- Hoteliers are budgeting for 2026 based on “realism,” with labor, renovations, and food and beverage costs being the highest expected expenses.
- Labor costs are stabilizing but remain high due to competition and inflation, with companies treating retention as an investment in service consistency.
- Renovation and maintenance costs are elevated due to high construction wages and tariffs, leading owners to closely scrutinize capital spending.
- To manage F&B costs and overall instability, operators are engineering and simplifying menus and focusing on contribution margin growth.
U.S. hoteliers are bracing for a road filled with cost increases as they finalize budgets for 2026, adopting a strategy based on “realism and not on hope.” The industry is adapting to a significantly more expensive operating environment where cost reduction and efficiency are prioritized over relying solely on revenue growth.

The three primary areas driving expense growth are labor, renovations, and food and beverage (F&B). Labor costs remain the largest expense, fueled by inflation and competition, though rapid wage increases have stabilized. Management companies are emphasizing staff retention as an investment in service consistency, rather than viewing labor purely as a cost to be minimized.

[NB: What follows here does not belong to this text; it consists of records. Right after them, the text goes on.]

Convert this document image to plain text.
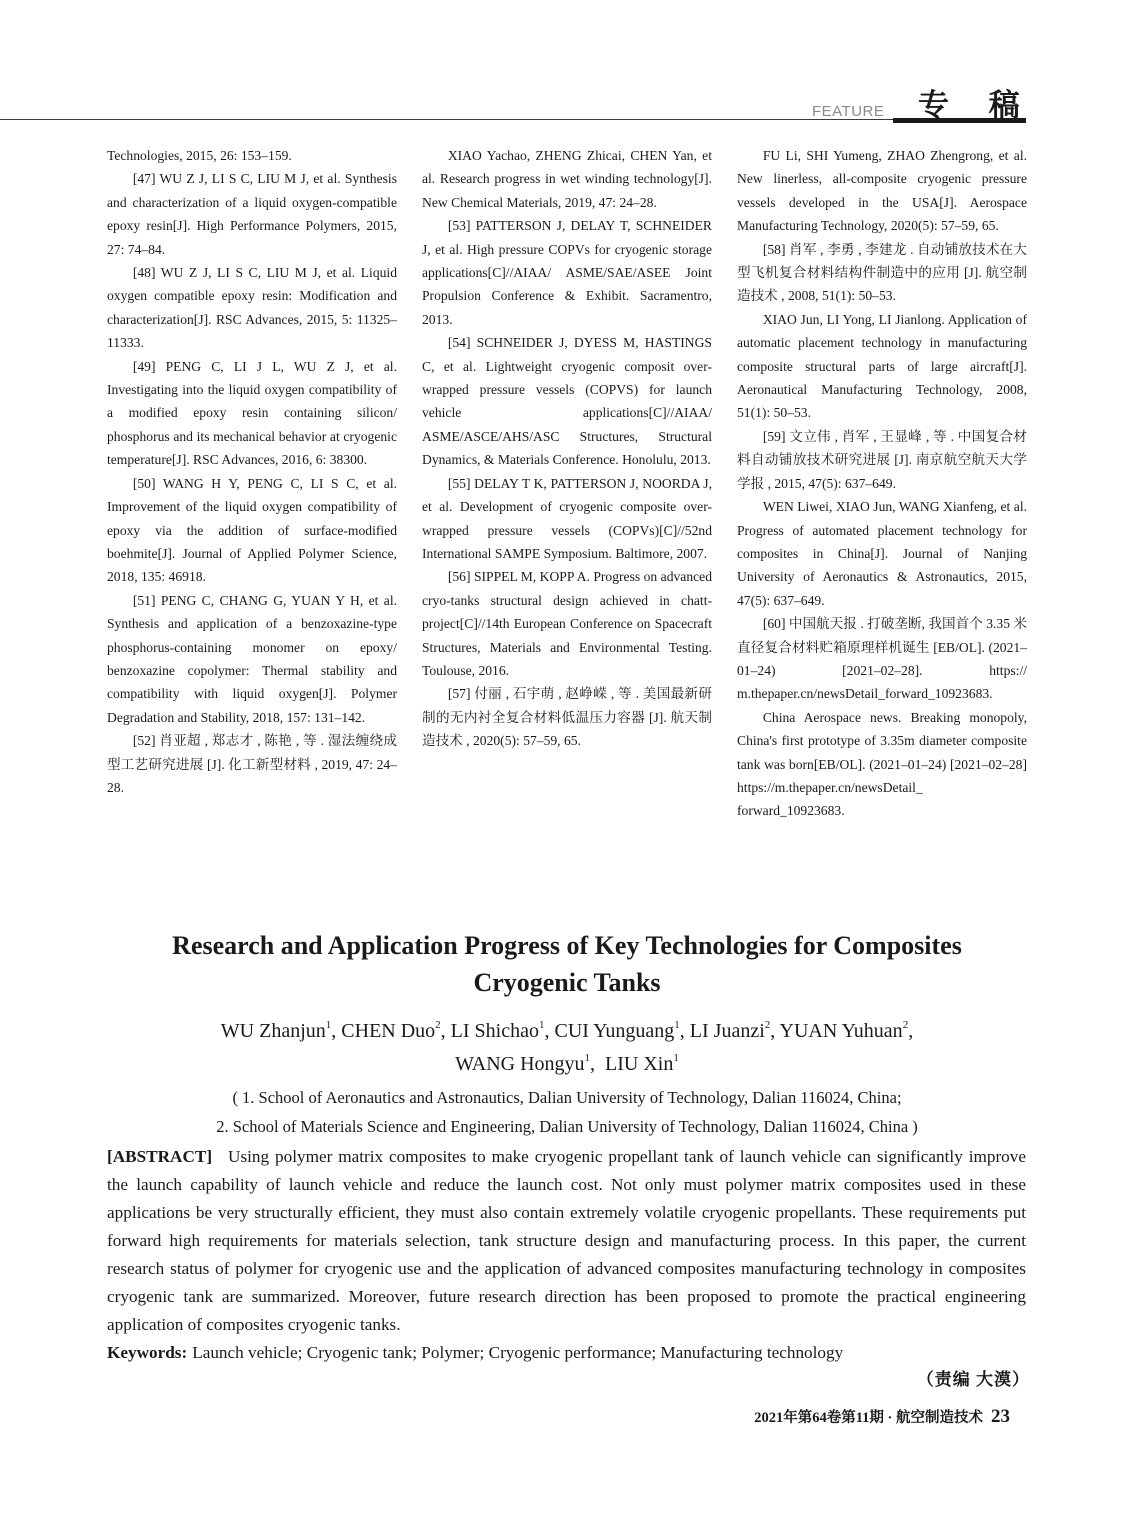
FEATURE 专 稿

Technologies, 2015, 26: 153–159.

[47] WU Z J, LI S C, LIU M J, et al. Synthesis and characterization of a liquid oxygen-compatible epoxy resin[J]. High Performance Polymers, 2015, 27: 74–84.

[48] WU Z J, LI S C, LIU M J, et al. Liquid oxygen compatible epoxy resin: Modification and characterization[J]. RSC Advances, 2015, 5: 11325–11333.

[49] PENG C, LI J L, WU Z J, et al. Investigating into the liquid oxygen compatibility of a modified epoxy resin containing silicon/ phosphorus and its mechanical behavior at cryogenic temperature[J]. RSC Advances, 2016, 6: 38300.

[50] WANG H Y, PENG C, LI S C, et al. Improvement of the liquid oxygen compatibility of epoxy via the addition of surface-modified boehmite[J]. Journal of Applied Polymer Science, 2018, 135: 46918.

[51] PENG C, CHANG G, YUAN Y H, et al. Synthesis and application of a benzoxazine-type phosphorus-containing monomer on epoxy/ benzoxazine copolymer: Thermal stability and compatibility with liquid oxygen[J]. Polymer Degradation and Stability, 2018, 157: 131–142.

[52] 肖亚超 , 郑志才 , 陈艳 , 等 . 湿法缠绕成型工艺研究进展 [J]. 化工新型材料 , 2019, 47: 24–28.

XIAO Yachao, ZHENG Zhicai, CHEN Yan, et al. Research progress in wet winding technology[J]. New Chemical Materials, 2019, 47: 24–28.

[53] PATTERSON J, DELAY T, SCHNEIDER J, et al. High pressure COPVs for cryogenic storage applications[C]//AIAA/ ASME/SAE/ASEE Joint Propulsion Conference & Exhibit. Sacramentro, 2013.

[54] SCHNEIDER J, DYESS M, HASTINGS C, et al. Lightweight cryogenic composit over-wrapped pressure vessels (COPVS) for launch vehicle applications[C]//AIAA/ ASME/ASCE/AHS/ASC Structures, Structural Dynamics, & Materials Conference. Honolulu, 2013.

[55] DELAY T K, PATTERSON J, NOORDA J, et al. Development of cryogenic composite over-wrapped pressure vessels (COPVs)[C]//52nd International SAMPE Symposium. Baltimore, 2007.

[56] SIPPEL M, KOPP A. Progress on advanced cryo-tanks structural design achieved in chatt-project[C]//14th European Conference on Spacecraft Structures, Materials and Environmental Testing. Toulouse, 2016.

[57] 付丽 , 石宇萌 , 赵峥嵘 , 等 . 美国最新研制的无内衬全复合材料低温压力容器 [J]. 航天制造技术 , 2020(5): 57–59, 65.

FU Li, SHI Yumeng, ZHAO Zhengrong, et al. New linerless, all-composite cryogenic pressure vessels developed in the USA[J]. Aerospace Manufacturing Technology, 2020(5): 57–59, 65.

[58] 肖军 , 李勇 , 李建龙 . 自动铺放技术在大型飞机复合材料结构件制造中的应用 [J]. 航空制造技术 , 2008, 51(1): 50–53.

XIAO Jun, LI Yong, LI Jianlong. Application of automatic placement technology in manufacturing composite structural parts of large aircraft[J]. Aeronautical Manufacturing Technology, 2008, 51(1): 50–53.

[59] 文立伟 , 肖军 , 王显峰 , 等 . 中国复合材料自动铺放技术研究进展 [J]. 南京航空航天大学学报 , 2015, 47(5): 637–649.

WEN Liwei, XIAO Jun, WANG Xianfeng, et al. Progress of automated placement technology for composites in China[J]. Journal of Nanjing University of Aeronautics & Astronautics, 2015, 47(5): 637–649.

[60] 中国航天报 . 打破垄断, 我国首个 3.35 米直径复合材料贮箱原理样机诞生 [EB/OL]. (2021–01–24) [2021–02–28]. https:// m.thepaper.cn/newsDetail_forward_10923683.

China Aerospace news. Breaking monopoly, China's first prototype of 3.35m diameter composite tank was born[EB/OL]. (2021–01–24) [2021–02–28] https://m.thepaper.cn/newsDetail_ forward_10923683.

Research and Application Progress of Key Technologies for Composites
Cryogenic Tanks
WU Zhanjun$^1$, CHEN Duo$^2$, LI Shichao$^1$, CUI Yunguang$^1$, LI Juanzi$^2$, YUAN Yuhuan$^2$,
WANG Hongyu$^1$,  LIU Xin$^1$
( 1. School of Aeronautics and Astronautics, Dalian University of Technology, Dalian 116024, China;
2. School of Materials Science and Engineering, Dalian University of Technology, Dalian 116024, China )
[ABSTRACT] Using polymer matrix composites to make cryogenic propellant tank of launch vehicle can significantly improve the launch capability of launch vehicle and reduce the launch cost. Not only must polymer matrix composites used in these applications be very structurally efficient, they must also contain extremely volatile cryogenic propellants. These requirements put forward high requirements for materials selection, tank structure design and manufacturing process. In this paper, the current research status of polymer for cryogenic use and the application of advanced composites manufacturing technology in composites cryogenic tank are summarized. Moreover, future research direction has been proposed to promote the practical engineering application of composites cryogenic tanks.
Keywords: Launch vehicle; Cryogenic tank; Polymer; Cryogenic performance; Manufacturing technology
（责编 大漠）
2021年第64卷第11期 · 航空制造技术 23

Renovation and maintenance costs remain elevated due to high construction labor wages and the lingering impact of tariffs. Owners are scrutinizing capital projects and proactively increasing their repair assumptions, recognizing that deferring necessary maintenance will negatively impact guest scores. In the F&B sector, costs are rising due to material instability; operators are responding by actively engineering and simplifying menus to improve contribution margins. To manage the overall financial environment, management companies are implementing comprehensive readiness plans that focus on daily financial forecasting and early communication with vendors to control expense growth.